The Cleveland Indians opened up their brand new baseball stadium, Jacobs Field, in 1994 (a couple years after the Camden Yards opened). From the time Jacobs Field opened they usually ranked either 1st or 2nd in the AL in overall attendance and topped 3 million fans 6 seasons in a row. This was all taking place while the Indians were winning 6 AL Central division championships in 7 years. The Indians had their first poor season since 1993 last year and the resulting attendance drop was immediate - the Indians finished 5th in the AL with "only" 2.6 million visitors, their lowest total in almost a decade.

The Oakland A's have been playing in the same stadium for about 35 years. It has been remodeled, but that just made it worse. They had a great run of winning in the late 80s and early 90s, which included 3 straight World Series appearances and a championship in 1989. During that time, their attendance was near the top of AL. Then the A's fell on some hard times and started losing, year after year. Their attendance dropped almost in half and they routinely drew only 1.1 or 1.2 million fans a season, which was often good for 13th or 14th (out of 14) in the AL.

All of sudden the A's started winning again in 2000 and they have continued it through last season. In 2001 and 2002 they had 2.13 and 2.16 million fans, which is about a million more than they averaged from 1994-1999.

I could go on and on and provide a few more examples, but I think my point is pretty clear. There are a lot of things that can increase attendance, including a new ballpark and maybe even acquiring a player with "star power." However, there is absolutely nothing in the world that will boost attendance quite like winning.

Until the Orioles not only realize that, but figure out a viable plan for accomplishing it, the attendance at Camden Yards is just going to continue falling, Griffey or no Griffey. So, if they think that acquiring Ken Griffey Jr. can make them a better baseball team, I am all for it. If they are only interested in him because he used to be a really popular player, well, that's a big mistake and one that would seem to fit the Baltimore Orioles.

There was one other quote that interested me:

Baseball sources said [the Orioles] are willing to package starting pitcher Sidney Ponson with one or two prospects to make the deal happen.

I'll save what I think about Sidney Ponson for another time, because it is fairly irrevelant in this situation. No, the interesting part is the thing about the Orioles being willing to send "one or two prospects" along with the Ponson "to make the deal happen." The problem with that is that the Orioles don't have one or two prospects in their entire farm system.
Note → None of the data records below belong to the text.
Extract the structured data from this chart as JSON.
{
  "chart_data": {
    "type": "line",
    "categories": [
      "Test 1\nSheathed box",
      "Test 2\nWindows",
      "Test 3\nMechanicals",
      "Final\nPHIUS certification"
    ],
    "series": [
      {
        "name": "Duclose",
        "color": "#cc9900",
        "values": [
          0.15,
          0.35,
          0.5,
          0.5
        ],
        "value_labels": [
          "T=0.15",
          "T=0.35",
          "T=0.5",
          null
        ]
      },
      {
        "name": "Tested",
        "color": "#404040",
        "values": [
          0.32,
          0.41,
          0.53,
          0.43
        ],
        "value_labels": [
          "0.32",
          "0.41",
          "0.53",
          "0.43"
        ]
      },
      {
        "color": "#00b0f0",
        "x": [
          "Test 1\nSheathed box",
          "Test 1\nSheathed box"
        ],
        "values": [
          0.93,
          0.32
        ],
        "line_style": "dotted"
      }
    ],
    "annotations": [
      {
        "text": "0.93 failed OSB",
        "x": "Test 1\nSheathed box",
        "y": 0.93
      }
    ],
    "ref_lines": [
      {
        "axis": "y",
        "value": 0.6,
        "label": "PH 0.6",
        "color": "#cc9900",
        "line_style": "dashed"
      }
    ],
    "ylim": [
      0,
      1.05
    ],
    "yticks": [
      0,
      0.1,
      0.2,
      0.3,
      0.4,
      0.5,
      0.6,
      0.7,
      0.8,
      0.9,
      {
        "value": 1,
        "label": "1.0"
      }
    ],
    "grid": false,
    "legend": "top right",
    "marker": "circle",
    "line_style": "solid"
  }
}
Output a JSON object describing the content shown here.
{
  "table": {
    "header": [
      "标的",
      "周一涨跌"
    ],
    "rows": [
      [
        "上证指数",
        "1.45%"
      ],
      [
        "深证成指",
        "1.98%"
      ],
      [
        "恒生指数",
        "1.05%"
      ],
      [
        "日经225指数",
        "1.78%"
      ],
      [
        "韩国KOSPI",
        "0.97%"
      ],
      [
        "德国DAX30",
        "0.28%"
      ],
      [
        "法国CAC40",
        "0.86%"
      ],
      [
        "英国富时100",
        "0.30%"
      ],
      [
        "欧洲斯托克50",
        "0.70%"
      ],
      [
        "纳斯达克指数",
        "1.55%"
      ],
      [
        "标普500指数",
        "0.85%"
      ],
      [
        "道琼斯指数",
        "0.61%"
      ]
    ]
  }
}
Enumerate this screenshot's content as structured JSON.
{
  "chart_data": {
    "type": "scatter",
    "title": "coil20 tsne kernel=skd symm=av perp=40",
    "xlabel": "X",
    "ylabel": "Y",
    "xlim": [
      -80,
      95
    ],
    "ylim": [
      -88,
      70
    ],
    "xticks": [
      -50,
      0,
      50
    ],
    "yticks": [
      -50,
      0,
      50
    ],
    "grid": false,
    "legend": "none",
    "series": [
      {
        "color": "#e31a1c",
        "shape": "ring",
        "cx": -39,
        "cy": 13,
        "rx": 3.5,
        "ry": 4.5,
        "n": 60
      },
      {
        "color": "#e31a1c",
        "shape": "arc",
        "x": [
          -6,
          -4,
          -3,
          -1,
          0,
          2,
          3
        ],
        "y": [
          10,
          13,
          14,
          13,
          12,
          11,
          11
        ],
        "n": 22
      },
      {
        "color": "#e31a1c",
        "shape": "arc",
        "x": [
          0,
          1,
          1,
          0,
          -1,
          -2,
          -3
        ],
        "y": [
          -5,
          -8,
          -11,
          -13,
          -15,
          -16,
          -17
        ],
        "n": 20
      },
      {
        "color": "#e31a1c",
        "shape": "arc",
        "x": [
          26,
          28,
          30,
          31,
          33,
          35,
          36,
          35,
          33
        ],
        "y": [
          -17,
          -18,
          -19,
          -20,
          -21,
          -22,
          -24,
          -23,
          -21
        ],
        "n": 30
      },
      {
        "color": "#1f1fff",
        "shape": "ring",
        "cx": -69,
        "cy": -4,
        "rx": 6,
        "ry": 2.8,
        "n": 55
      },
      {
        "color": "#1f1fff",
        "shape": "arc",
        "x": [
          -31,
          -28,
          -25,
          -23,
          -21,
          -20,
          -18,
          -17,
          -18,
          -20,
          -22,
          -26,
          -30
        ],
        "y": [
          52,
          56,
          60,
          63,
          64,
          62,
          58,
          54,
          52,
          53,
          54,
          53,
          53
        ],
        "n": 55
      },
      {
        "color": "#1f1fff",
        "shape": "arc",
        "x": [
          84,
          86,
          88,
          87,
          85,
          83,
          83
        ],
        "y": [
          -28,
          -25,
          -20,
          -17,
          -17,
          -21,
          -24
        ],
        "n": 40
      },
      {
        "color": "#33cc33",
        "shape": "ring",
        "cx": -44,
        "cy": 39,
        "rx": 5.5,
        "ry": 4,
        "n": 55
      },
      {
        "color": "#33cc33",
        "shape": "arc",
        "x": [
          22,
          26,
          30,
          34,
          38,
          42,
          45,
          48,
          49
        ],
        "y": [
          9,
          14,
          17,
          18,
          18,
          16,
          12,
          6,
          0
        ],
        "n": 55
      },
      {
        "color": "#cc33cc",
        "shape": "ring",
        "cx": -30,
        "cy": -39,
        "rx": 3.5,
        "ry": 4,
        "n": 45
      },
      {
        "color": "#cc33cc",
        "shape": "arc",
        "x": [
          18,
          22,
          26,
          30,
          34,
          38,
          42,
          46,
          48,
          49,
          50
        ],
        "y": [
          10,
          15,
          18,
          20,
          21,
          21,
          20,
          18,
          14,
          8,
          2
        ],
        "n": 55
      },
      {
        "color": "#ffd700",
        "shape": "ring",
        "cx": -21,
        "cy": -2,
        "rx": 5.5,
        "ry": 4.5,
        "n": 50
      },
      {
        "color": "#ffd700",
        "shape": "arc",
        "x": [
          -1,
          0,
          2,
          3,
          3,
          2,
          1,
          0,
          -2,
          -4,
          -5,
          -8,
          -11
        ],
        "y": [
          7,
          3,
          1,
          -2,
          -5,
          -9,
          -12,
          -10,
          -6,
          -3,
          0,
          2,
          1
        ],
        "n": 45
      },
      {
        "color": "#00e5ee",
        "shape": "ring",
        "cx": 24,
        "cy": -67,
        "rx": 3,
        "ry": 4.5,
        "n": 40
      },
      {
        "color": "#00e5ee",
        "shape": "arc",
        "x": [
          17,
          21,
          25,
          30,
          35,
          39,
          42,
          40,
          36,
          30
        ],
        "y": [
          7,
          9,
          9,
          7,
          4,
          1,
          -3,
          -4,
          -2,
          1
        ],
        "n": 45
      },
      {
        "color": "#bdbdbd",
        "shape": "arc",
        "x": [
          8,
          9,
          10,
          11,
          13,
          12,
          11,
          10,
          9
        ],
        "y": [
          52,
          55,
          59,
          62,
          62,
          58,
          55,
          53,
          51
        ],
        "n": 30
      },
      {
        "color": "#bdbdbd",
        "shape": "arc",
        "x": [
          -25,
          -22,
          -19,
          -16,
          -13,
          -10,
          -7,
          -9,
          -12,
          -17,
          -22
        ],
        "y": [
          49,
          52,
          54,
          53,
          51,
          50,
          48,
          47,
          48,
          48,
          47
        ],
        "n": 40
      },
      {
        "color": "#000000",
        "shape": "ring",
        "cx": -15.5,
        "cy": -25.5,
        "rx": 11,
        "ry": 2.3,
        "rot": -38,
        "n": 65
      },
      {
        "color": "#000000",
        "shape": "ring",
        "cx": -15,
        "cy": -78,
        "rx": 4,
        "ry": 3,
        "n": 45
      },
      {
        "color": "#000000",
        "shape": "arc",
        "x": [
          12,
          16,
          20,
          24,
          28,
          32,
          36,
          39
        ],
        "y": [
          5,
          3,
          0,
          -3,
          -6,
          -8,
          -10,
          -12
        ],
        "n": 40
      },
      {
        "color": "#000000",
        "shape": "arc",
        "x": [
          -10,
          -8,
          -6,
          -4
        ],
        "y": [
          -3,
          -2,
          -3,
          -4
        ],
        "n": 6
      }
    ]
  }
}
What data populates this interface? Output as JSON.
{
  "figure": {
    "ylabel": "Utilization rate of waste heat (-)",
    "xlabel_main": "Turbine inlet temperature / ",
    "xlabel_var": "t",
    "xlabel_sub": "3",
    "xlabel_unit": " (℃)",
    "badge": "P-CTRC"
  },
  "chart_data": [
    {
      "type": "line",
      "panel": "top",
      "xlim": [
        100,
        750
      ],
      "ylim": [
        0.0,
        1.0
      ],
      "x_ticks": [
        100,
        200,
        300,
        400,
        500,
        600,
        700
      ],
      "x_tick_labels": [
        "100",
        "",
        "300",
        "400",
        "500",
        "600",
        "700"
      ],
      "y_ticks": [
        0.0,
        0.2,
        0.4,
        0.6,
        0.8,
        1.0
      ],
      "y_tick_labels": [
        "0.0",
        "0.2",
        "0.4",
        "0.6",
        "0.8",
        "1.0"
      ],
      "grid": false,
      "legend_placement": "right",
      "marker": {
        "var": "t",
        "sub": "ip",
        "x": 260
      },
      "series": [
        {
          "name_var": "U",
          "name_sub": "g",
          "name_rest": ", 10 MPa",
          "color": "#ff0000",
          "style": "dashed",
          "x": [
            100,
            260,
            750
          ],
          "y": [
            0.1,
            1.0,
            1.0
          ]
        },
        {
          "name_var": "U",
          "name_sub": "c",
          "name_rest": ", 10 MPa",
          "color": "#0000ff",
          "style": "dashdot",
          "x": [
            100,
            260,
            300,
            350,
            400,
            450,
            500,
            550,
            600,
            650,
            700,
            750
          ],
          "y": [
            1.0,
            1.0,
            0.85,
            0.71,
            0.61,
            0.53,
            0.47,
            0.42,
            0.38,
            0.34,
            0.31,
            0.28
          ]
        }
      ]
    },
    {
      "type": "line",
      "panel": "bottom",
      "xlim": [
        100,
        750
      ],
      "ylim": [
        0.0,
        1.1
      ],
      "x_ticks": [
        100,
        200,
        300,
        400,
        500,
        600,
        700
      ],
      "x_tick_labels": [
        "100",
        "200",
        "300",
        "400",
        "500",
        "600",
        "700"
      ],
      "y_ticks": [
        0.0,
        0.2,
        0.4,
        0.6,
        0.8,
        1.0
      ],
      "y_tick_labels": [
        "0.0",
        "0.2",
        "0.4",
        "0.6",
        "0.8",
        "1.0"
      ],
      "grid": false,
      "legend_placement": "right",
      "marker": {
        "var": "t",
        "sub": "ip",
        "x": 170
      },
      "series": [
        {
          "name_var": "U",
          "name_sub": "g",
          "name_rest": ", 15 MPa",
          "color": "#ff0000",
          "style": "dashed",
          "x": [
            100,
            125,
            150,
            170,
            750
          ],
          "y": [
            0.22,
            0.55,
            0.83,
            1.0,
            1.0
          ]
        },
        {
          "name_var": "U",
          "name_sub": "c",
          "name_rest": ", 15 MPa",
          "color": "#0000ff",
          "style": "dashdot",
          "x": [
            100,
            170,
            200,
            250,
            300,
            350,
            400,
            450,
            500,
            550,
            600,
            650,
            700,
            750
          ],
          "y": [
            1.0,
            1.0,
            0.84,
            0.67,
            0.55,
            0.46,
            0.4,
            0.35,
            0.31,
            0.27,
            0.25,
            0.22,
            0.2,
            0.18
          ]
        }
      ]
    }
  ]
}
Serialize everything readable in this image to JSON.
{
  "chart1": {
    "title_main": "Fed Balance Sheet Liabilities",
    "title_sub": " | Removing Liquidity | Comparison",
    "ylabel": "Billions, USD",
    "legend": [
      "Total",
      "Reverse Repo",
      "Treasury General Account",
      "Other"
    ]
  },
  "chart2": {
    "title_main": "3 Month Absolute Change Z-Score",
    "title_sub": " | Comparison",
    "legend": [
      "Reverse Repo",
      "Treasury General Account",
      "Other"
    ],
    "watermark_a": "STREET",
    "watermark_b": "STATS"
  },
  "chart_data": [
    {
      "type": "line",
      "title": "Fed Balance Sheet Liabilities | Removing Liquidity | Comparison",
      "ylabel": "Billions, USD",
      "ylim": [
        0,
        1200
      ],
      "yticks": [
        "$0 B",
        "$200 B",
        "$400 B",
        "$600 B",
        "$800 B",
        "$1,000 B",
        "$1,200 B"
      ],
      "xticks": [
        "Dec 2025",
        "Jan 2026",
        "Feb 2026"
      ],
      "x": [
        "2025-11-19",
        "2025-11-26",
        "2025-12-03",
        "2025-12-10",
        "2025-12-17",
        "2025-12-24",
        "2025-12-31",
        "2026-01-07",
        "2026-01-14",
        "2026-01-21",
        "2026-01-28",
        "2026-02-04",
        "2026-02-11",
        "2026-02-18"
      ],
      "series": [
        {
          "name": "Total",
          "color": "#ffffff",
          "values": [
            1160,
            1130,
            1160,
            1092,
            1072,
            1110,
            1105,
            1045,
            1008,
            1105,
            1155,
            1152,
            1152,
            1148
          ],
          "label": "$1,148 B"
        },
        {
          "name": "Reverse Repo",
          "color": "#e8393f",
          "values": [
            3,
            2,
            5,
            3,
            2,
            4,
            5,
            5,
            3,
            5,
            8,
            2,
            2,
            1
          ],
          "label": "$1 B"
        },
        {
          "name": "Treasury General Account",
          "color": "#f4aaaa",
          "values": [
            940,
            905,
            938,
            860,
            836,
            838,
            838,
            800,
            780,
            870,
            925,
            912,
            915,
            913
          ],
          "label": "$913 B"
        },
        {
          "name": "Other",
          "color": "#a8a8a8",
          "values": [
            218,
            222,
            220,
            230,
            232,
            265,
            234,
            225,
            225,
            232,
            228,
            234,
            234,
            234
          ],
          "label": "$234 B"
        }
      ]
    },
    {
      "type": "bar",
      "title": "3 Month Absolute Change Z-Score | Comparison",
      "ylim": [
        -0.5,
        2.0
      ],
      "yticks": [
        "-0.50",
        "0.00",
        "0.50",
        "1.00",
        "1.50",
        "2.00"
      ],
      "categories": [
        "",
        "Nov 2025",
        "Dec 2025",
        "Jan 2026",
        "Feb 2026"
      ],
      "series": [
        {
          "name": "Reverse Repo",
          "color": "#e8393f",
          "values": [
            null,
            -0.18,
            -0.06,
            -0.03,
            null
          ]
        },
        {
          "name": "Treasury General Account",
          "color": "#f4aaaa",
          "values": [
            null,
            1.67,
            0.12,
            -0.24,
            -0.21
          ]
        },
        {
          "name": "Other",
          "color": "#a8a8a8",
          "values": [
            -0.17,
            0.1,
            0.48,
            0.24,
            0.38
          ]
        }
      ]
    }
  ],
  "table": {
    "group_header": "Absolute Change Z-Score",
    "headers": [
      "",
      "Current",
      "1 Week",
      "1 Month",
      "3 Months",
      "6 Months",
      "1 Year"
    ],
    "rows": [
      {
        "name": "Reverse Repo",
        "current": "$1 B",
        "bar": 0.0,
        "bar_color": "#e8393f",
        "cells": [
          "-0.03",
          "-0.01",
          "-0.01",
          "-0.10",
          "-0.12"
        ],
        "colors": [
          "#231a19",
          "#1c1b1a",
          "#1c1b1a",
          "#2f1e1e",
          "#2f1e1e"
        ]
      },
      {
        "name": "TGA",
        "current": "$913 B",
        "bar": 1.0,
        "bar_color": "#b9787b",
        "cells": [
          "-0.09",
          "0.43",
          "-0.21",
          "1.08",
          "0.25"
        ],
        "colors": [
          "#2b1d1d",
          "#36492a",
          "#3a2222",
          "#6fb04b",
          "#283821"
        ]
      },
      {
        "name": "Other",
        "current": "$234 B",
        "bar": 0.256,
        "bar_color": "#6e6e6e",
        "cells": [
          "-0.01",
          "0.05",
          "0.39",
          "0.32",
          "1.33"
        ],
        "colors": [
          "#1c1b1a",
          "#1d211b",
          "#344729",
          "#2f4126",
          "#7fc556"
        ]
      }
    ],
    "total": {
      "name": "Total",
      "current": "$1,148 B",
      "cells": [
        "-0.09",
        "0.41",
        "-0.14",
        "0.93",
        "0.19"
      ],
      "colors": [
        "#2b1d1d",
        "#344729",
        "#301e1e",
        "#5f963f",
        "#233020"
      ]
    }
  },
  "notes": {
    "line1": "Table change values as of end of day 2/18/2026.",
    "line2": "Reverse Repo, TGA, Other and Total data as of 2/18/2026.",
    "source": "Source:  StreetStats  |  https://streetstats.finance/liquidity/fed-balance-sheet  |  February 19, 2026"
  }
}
There is not a single Baltimore player on Baseball America's "Top 100 Prospects" list.

There is not a single Baltimore player on The Prospect Report's "Top 100 Prospects" list.

There is not a single Baltimore player on John Sickels' "Top 100 Prospects" list.

I feel fairly confident that I could search this entire world for every "Top Prospect" list in existence and I wouldn't find one with a single player in the entire Baltimore organization listed.

John Sickels, whom I trust more regarding minor league prospects than anyone else, grades each prospect he analyzes. He gives them all grades, from "A" to "C-minus" (the guys he grades below "C-minus" are the ones he doesn't even talk about).

Anyway, the Baltimore Orioles have exactly 3 players in their entire organization that do not receive a grade of "C" or worse. Rommie Lewis gets a "B" and Tripper Johnson and Luis Jimenez get "B-minuses." That's it, for the entire organization - 3 guys that he get borderline decent grades.

On the other side of the organizational spectrum, the Cleveland Indians have 17 different players that receive at least a "B-minus" from Sickels.

As I said before, the Orioles organization is a complete mess and is showing no signs of improving. What makes that even worse is the fact that they appear to not recognize their messiness and they also appear to have convinced the local Baltimore media too, because any reporter that could write that the Orioles are willing to package Sidney Ponson "with one or two prospects to make the deal happen" is buying the Orioles company line and is probably a good candidate to purchase some swamp land in Florida or a large bridge in Brooklyn.